I got a summary. I read it. I approved. Nothing in the summary mentioned my personal reference file.
Then it ran:
git add <the files from the summary> && git add -f <my gitignored file>
How it got there
The part that made me laugh and then not laugh is the trail back. Earlier in the same session I had asked it to edit that personal reference file (a reasonable ask inside my own notes). When commit time came, it tried to stage everything it had touched in one shot:
git add <approved files> <my gitignored file>
That failed with git’s helpful message:
The following paths are ignored by one of your .gitignore files:
.cursor
hint: Use -f if you really want to add them.
Claude read the hint. Claude took the hint. Second command: git add -f. Then it committed and pushed.

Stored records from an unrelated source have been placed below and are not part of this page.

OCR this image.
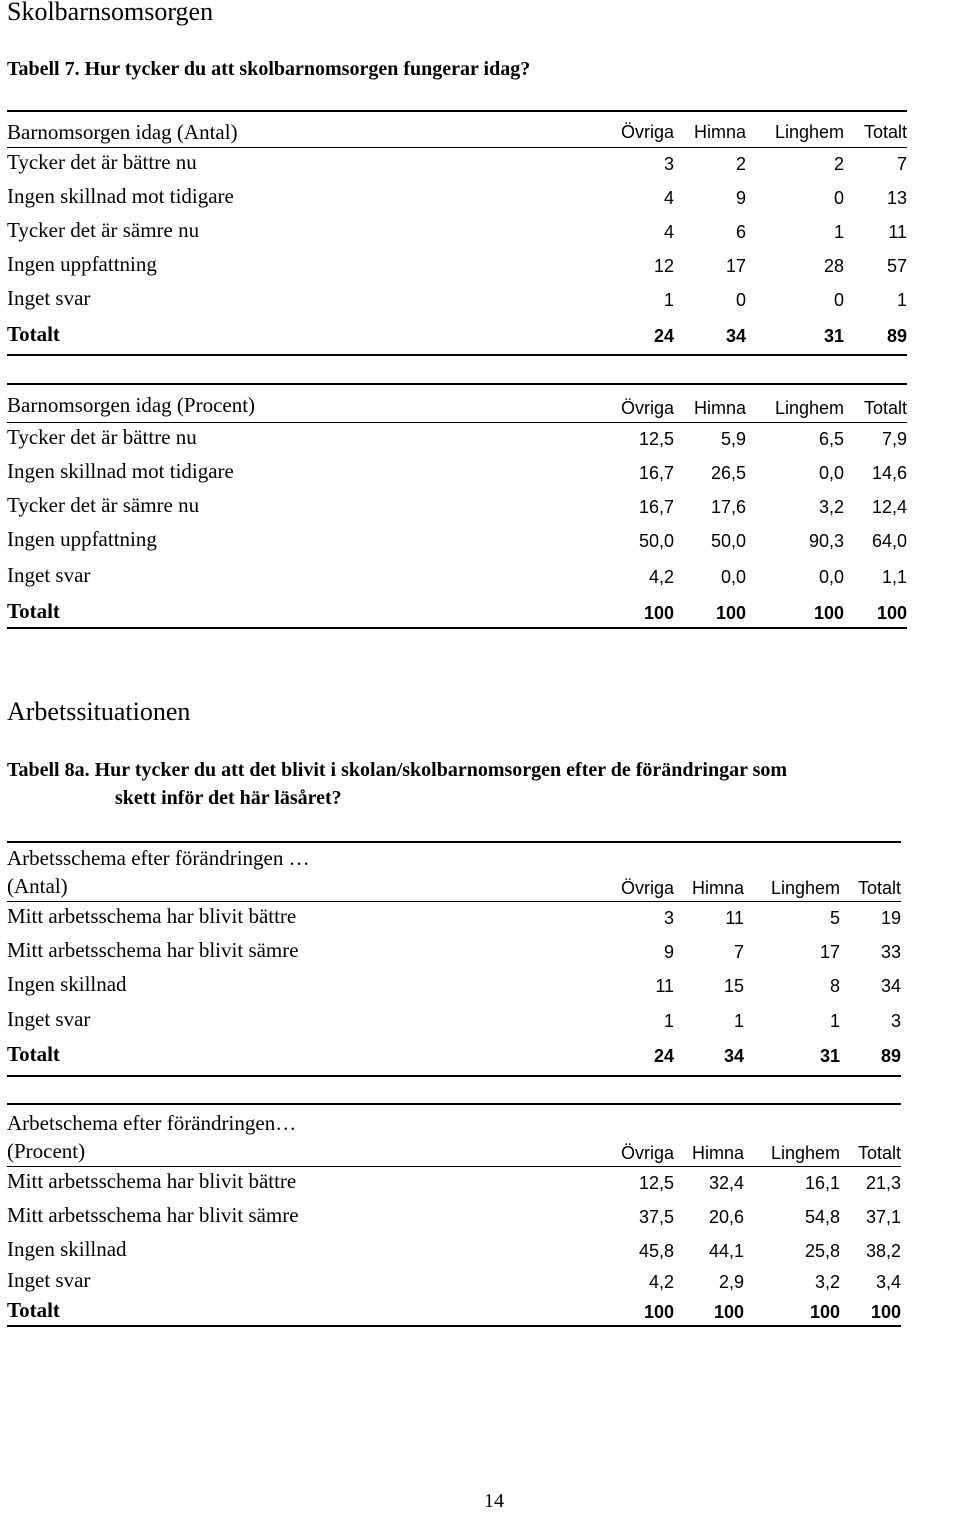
Skolbarnsomsorgen
Tabell 7. Hur tycker du att skolbarnomsorgen fungerar idag?
Barnomsorgen idag (Antal)	Övriga Himna Linghem Totalt
Tycker det är bättre nu	3	2	2	7
Ingen skillnad mot tidigare	4	9	0 13
Tycker det är sämre nu	4	6	1 11
Ingen uppfattning	12	17	28 57
Inget svar	1	0	0	1
Totalt	24	34	31 89
Barnomsorgen idag (Procent)	Övriga Himna Linghem Totalt
Tycker det är bättre nu	12,5	5,9	6,5 7,9
Ingen skillnad mot tidigare	16,7 26,5	0,0 14,6
Tycker det är sämre nu	16,7 17,6	3,2 12,4
Ingen uppfattning	50,0 50,0	90,3 64,0
Inget svar	4,2	0,0	0,0 1,1
Totalt	100 100	100 100
Arbetssituationen
Tabell 8a. Hur tycker du att det blivit i skolan/skolbarnomsorgen efter de förändringar som
skett inför det här läsåret?
Arbetsschema efter förändringen …
(Antal)	Övriga Himna Linghem Totalt
Mitt arbetsschema har blivit bättre	3	11	5 19
Mitt arbetsschema har blivit sämre	9	7	17 33
Ingen skillnad	11	15	8 34
Inget svar	1	1	1	3
Totalt	24	34	31 89
Arbetschema efter förändringen…
(Procent)	Övriga Himna Linghem Totalt
Mitt arbetsschema har blivit bättre	12,5 32,4	16,1 21,3
Mitt arbetsschema har blivit sämre	37,5 20,6	54,8 37,1
Ingen skillnad	45,8 44,1	25,8 38,2
Inget svar	4,2 2,9	3,2 3,4
Totalt	100 100	100 100
14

Git’s own error told it how to skip the check.
The cleanup
git rm --cached path/to/file
git commit --amend
git push --force
The content turned out to be harmless, just personal notes. But git history lives beyond a force-push: anyone who already fetched the old commit hash still has the file. If it had been a .env I’d have been rotating credentials too, not only amending commits.
What I changed
I wrote a small block-git-force-add.sh and wired it into a user-level Cursor hook. User-level means it’s active in every local repo by default, not opt-in per project. The hook intercepts git add -f / git add --force issued by the agent and refuses it. If I actually need to force-add something, I type it myself.
Scope is the whole point. .gitignore doesn’t enforce anything. It’s a note to git and to anyone reading the repo. Same goes for a line in a prompt that says “please don’t do X.”
The lesson
Everything you tell an LLM is context: the system prompt, your messages, tool descriptions, DO NOT do the dangerous thing in bold. Context is a suggestion. The model may follow it. It may also get talked out of it by later context, like git’s own error messages.
If you don’t want an agent doing a thing, don’t give it the ability to do the thing. Enforce in code, not English. Shell hooks help. So does scoped CLI access with allowlists and no auto-run on destructive commands. And for things like force-push, rm -rf, or credential reads, I want to be the one typing. 😅
Prompts are suggestions. Hooks are code.